103 of these completed the study, resulting in 112 responses in total.
After filtering, 97 responses remained.


***Button Interaction***

***Book Description***

In [8]:
aggregated_description = log_df.loc[log_df['User_Interaction'].str.endswith('Description ')].groupby('User_Interaction').size().reset_index(name='amount_clicked')
print('In total, all buttons that displayed book descriptions were clicked 909 times. This results in approximately 8 description views per participation.')
print("The most clicked button was the one for 'The Doors of Time' with 57 clicks")
print("The least clicked button was the one for 'Harry Potter and the Prisoner of Azkaban' with 10 clicks")

In total, all buttons that displayed book descriptions were clicked 909 times. This results in approximately 8 description views per participation.
The most clicked button was the one for 'The Doors of Time' with 57 clicks
The least clicked button was the one for 'Harry Potter and the Prisoner of Azkaban' with 10 clicks


***Book Cover***

In [9]:
aggregated_cover = log_df.loc[log_df['User_Interaction'].str.contains('Image')].groupby('User_Interaction').size().reset_index(name='amount_clicked')
print('In total, all book covers were clicked 143 times.')
print("The most clicked cover was the one for 'So Long, and Thanks for All the Fish' with 15 clicks.")
print("The least clicked cover was again the one for 'Harry Potter and the Prisoner of Azkaban' and 'Self-Publishing Steps To Successful Sales' with 2 clicks respectively.")

In total, all book covers were clicked 143 times.
The most clicked cover was the one for 'So Long, and Thanks for All the Fish' with 15 clicks.
The least clicked cover was again the one for 'Harry Potter and the Prisoner of Azkaban' and 'Self-Publishing Steps To Successful Sales' with 2 clicks respectively.


***Back to Survey***

In [199]:
total_clicks_back_to_survey = log_df.loc[log_df['User_Interaction']=='Button clicked: Back to Survey Thank You ']['User_Interaction'].size
print(f'There were {total_clicks_back_to_survey} clicks in total for the back to survey button. So nearly 40 percent of the participants took a second look on the study.')
print('9 users from these 43 clicks took part in the study again. So circa 40 percent of the users who went back, participated again. Also, every eigth user participated at least twice in the study.')

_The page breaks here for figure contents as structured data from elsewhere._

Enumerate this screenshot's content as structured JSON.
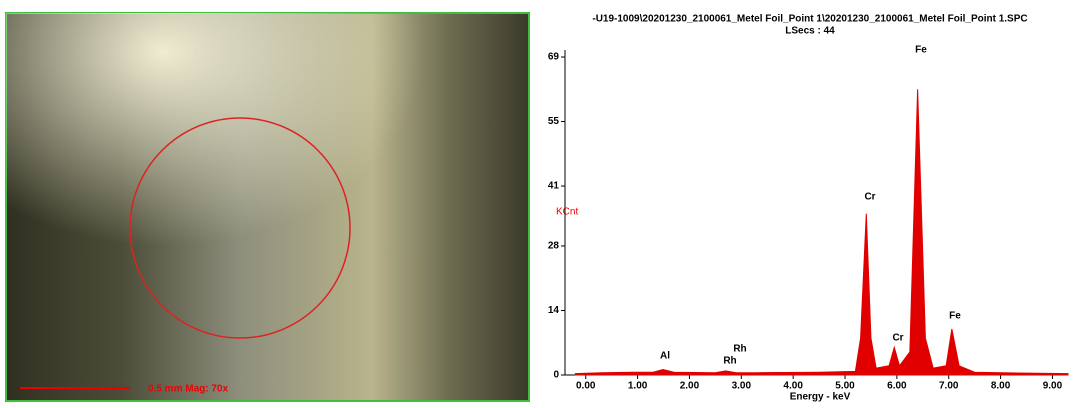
{
  "image_panel": {
    "scale_label": "0.5 mm  Mag: 70x"
  },
  "chart_data": {
    "type": "area",
    "title": "-U19-1009\\20201230_2100061_Metel Foil_Point 1\\20201230_2100061_Metel Foil_Point 1.SPC",
    "subtitle": "LSecs : 44",
    "ylabel": "KCnt",
    "xlabel": "Energy - keV",
    "color": "#e00000",
    "x": [
      -0.2,
      0.3,
      0.9,
      1.3,
      1.49,
      1.7,
      2.5,
      2.7,
      2.9,
      3.3,
      4.5,
      5.2,
      5.3,
      5.41,
      5.5,
      5.6,
      5.85,
      5.95,
      6.05,
      6.25,
      6.4,
      6.55,
      6.7,
      6.95,
      7.06,
      7.2,
      7.5,
      8.5,
      9.3
    ],
    "values": [
      0.3,
      0.5,
      0.6,
      0.6,
      1.2,
      0.6,
      0.5,
      0.9,
      0.5,
      0.5,
      0.6,
      0.8,
      8,
      35,
      8,
      1.5,
      2,
      6,
      2,
      5,
      62,
      8,
      1.5,
      2,
      10,
      2,
      0.6,
      0.4,
      0.3
    ],
    "peak_labels": [
      "Al",
      "Rh",
      "Rh",
      "Cr",
      "Cr",
      "Fe",
      "Fe"
    ],
    "xlim": [
      -0.4,
      9.3
    ],
    "ylim": [
      0,
      69
    ],
    "yticks": [
      0,
      14,
      28,
      41,
      55,
      69
    ],
    "xticks": [
      {
        "value": 0,
        "label": "0.00"
      },
      {
        "value": 1,
        "label": "1.00"
      },
      {
        "value": 2,
        "label": "2.00"
      },
      {
        "value": 3,
        "label": "3.00"
      },
      {
        "value": 4,
        "label": "4.00"
      },
      {
        "value": 5,
        "label": "5.00"
      },
      {
        "value": 6,
        "label": "6.00"
      },
      {
        "value": 7,
        "label": "7.00"
      },
      {
        "value": 8,
        "label": "8.00"
      },
      {
        "value": 9,
        "label": "9.00"
      }
    ]
  }
}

There were 43 clicks in total for the back to survey button. So nearly 40 percent of the participants took a second look on the study.
9 users from these 43 clicks took part in the study again. So circa 40 percent of the users who went back, participated again. Also, every eigth user participated at least twice in the study.


In [203]:
aggregated_links = log_df.loc[log_df['User_Interaction'].str.contains('Link clicked')].groupby('User_Interaction').size().reset_index(name='amount_clicked')
print('The links listed in the scenario description as books that had already been read were clicked a total of 80 times.')

The links listed in the scenario description as books that had already been read were clicked a total of 80 times.